Last week, the non-human primate community received the sad news that Dr. Steve Ross had suddenly passed away.
Steve was the director of Lincoln Park Zoo’s Lester E. Fisher Center for the Study and Conservation of Apes and the board chair of Chimp Haven for more than a decade. As a primatologist who was unabashedly focused on chimpanzees, he bridged the primate zoo, sanctuary, and observational/academic research communities in a way that no one else has, bringing everyone together to improve the welfare of chimpanzees.
Steve was the brainchild and leader behind an ambitious project to identify every captive chimpanzee in the United States and keep this information public and regularly updated as part of Lincoln Park Zoo’s Project ChimpCare.

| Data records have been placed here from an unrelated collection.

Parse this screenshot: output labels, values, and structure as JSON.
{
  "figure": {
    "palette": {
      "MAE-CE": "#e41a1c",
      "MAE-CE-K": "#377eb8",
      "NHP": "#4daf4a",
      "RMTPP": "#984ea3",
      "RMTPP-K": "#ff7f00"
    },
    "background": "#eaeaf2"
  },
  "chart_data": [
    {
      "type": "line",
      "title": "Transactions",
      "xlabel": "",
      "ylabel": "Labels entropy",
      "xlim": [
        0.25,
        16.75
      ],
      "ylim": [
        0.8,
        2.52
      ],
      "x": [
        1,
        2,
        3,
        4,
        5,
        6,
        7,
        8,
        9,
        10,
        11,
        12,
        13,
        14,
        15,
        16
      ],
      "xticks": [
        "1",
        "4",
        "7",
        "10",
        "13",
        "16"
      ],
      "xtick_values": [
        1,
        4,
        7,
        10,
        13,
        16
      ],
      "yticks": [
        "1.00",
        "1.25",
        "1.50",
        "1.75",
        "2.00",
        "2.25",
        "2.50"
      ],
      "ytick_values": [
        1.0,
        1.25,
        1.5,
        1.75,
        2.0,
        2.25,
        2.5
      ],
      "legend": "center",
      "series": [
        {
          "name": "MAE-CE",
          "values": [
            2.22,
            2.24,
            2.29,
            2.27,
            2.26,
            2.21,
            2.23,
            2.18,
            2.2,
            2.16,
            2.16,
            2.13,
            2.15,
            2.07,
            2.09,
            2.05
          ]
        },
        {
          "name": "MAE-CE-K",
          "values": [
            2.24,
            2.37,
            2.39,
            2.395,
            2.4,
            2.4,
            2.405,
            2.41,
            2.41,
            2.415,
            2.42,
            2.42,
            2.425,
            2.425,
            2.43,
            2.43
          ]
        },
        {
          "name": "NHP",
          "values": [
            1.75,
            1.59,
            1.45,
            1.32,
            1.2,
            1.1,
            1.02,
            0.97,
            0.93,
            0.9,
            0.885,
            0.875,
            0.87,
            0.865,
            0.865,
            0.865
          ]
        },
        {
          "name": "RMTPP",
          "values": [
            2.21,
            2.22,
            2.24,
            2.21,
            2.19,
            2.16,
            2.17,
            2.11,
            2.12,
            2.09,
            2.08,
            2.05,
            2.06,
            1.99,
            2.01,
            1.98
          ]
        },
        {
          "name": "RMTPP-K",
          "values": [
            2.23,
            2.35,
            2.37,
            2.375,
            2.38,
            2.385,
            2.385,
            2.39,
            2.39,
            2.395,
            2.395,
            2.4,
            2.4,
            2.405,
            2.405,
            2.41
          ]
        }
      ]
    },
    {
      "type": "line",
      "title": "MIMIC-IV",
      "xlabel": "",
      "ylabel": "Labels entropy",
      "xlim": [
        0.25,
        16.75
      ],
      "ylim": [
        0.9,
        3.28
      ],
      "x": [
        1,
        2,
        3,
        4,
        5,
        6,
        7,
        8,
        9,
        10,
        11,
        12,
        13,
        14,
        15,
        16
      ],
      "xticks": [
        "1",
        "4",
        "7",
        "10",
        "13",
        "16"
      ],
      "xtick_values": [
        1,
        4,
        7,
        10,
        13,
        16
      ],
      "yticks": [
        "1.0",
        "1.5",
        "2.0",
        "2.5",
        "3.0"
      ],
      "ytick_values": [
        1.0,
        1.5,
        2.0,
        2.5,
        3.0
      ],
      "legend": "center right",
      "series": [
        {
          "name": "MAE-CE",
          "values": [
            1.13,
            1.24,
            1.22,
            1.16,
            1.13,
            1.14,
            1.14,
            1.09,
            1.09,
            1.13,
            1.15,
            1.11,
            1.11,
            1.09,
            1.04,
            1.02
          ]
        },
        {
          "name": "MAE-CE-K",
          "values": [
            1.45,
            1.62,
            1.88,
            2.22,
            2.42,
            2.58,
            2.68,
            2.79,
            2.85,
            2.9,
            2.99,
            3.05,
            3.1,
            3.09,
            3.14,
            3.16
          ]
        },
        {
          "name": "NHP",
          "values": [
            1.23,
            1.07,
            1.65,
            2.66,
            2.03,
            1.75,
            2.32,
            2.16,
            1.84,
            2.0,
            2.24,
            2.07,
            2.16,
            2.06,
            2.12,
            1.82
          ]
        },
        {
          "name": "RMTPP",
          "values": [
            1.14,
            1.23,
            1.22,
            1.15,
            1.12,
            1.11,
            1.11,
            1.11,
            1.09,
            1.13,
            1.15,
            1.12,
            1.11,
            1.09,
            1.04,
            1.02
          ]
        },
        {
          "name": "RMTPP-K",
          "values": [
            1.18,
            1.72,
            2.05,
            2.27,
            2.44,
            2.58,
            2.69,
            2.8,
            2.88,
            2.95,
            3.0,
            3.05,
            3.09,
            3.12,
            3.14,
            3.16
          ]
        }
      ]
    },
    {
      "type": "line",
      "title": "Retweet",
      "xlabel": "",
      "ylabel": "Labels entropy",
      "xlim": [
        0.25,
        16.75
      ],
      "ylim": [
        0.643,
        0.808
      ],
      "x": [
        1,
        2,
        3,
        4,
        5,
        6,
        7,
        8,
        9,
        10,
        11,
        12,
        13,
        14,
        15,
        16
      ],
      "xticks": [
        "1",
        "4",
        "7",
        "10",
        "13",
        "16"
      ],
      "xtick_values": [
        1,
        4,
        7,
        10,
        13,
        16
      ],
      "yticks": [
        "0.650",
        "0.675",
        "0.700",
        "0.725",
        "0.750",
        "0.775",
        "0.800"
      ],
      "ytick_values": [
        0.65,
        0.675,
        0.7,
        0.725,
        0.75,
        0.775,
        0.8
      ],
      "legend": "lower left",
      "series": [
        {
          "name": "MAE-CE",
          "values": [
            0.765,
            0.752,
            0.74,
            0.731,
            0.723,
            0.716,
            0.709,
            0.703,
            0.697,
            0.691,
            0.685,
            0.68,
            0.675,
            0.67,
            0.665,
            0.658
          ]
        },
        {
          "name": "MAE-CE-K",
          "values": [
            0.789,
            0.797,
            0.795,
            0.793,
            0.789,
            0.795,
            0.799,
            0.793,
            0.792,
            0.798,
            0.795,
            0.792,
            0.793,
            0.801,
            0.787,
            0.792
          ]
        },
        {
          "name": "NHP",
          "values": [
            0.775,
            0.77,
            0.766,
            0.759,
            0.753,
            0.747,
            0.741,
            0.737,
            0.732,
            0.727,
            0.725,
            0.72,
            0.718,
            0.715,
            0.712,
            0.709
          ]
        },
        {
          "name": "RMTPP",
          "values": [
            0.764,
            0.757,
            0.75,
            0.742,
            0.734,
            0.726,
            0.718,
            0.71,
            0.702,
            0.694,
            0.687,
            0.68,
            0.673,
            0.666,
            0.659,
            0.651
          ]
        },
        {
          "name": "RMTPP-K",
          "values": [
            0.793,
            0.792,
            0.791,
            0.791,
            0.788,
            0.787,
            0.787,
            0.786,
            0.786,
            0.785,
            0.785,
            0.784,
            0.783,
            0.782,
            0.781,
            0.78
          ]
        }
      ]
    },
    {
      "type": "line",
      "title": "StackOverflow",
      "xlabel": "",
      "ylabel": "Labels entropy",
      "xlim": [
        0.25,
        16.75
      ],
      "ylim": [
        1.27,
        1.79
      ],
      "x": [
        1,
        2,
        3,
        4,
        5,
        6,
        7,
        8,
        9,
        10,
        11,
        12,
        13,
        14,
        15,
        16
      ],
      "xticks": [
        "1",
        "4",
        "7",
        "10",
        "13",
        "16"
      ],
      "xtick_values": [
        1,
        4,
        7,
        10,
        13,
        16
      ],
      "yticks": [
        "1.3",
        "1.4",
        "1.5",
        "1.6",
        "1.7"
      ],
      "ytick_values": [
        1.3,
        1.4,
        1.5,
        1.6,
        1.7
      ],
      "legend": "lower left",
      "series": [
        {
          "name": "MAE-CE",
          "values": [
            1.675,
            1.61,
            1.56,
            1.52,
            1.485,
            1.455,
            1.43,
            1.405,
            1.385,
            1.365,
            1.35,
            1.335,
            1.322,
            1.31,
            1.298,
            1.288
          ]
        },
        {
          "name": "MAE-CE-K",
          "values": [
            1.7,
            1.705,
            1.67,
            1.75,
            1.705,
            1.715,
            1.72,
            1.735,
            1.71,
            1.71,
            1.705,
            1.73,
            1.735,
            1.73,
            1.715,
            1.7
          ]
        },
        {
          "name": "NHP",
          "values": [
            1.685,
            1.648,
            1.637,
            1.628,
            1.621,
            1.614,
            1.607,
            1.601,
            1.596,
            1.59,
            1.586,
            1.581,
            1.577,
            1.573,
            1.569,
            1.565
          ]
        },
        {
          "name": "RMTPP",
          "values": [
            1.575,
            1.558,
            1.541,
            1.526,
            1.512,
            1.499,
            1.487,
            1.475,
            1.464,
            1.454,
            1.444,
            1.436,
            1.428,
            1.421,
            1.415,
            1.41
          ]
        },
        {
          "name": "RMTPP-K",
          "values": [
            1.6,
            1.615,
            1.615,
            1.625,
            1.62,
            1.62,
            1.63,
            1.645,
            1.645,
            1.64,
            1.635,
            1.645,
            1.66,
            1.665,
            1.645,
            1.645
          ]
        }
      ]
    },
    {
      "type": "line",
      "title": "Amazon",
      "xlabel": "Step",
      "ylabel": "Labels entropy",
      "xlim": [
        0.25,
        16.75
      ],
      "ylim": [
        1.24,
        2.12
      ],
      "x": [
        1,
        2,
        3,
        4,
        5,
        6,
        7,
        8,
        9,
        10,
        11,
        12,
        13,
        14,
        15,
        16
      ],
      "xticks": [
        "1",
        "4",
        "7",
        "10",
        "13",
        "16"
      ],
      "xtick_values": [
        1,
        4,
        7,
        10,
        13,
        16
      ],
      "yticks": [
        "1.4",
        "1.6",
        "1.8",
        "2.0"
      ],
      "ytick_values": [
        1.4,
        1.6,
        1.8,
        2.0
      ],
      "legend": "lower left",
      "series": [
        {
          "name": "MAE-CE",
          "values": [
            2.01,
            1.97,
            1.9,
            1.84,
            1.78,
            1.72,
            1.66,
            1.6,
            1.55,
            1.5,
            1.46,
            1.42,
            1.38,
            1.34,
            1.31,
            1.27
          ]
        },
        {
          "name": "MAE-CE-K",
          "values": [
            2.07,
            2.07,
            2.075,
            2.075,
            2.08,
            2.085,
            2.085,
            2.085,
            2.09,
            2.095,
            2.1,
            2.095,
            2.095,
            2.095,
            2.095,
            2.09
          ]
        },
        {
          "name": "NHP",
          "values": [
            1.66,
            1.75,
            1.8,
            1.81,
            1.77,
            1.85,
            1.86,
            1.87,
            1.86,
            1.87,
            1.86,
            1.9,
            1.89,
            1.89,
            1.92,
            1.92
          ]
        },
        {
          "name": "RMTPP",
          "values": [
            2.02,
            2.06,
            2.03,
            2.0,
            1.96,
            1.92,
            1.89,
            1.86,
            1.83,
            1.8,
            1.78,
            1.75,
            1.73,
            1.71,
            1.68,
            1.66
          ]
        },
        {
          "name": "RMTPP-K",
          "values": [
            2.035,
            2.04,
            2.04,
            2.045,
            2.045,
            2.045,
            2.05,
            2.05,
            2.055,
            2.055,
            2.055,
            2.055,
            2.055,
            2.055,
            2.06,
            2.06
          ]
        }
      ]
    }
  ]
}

He aided in the rehoming of many chimpanzees to zoos and sanctuaries from undesirable situations including chimpanzees within the entertainment industry and in private ownership. His loss is a huge blow to chimpanzee advocacy and a personal loss for countless people who were influenced by his academic and professional work and his passion, including many students who considered him a mentor. It is no exaggeration to say that anytime any question came up regarding a chimpanzee in captivity, I would immediately think to ask Steve.
Steve visited Chimpanzee Sanctuary Northwest on several occasions over the years, including a visit that coincided with a speaking engagement at Central Washington University in 2017 that I mentioned on the blog. He was a source of support to us during both difficult and joyful times at the sanctuary.
Not surprisingly, Steve was a member of Burrito’s unofficial fan club.
I thought about him often yesterday as I was watching the newly integrated groups of chimpanzees interact. I have been working alongside Steve on the placement committee for the Chimpanzees in Need campaign to find homes for all of the Wildlife Waystation chimpanzees, and we had exchanged impressions and updates over the last year about various chimpanzees we had met and fallen in love with at Wildlife Waystation. If he had been alive, I would have texted him the good news of the integration. I have no doubt he would have responded with enthusiastic words of encouragement, and that it would have been among dozens of encouraging texts and emails he sent to others that day.
We are so saddened by his loss, and our hearts go out to those he was closest to in this world. His legacy is large and far-reaching and he leaves behind an immeasurable void.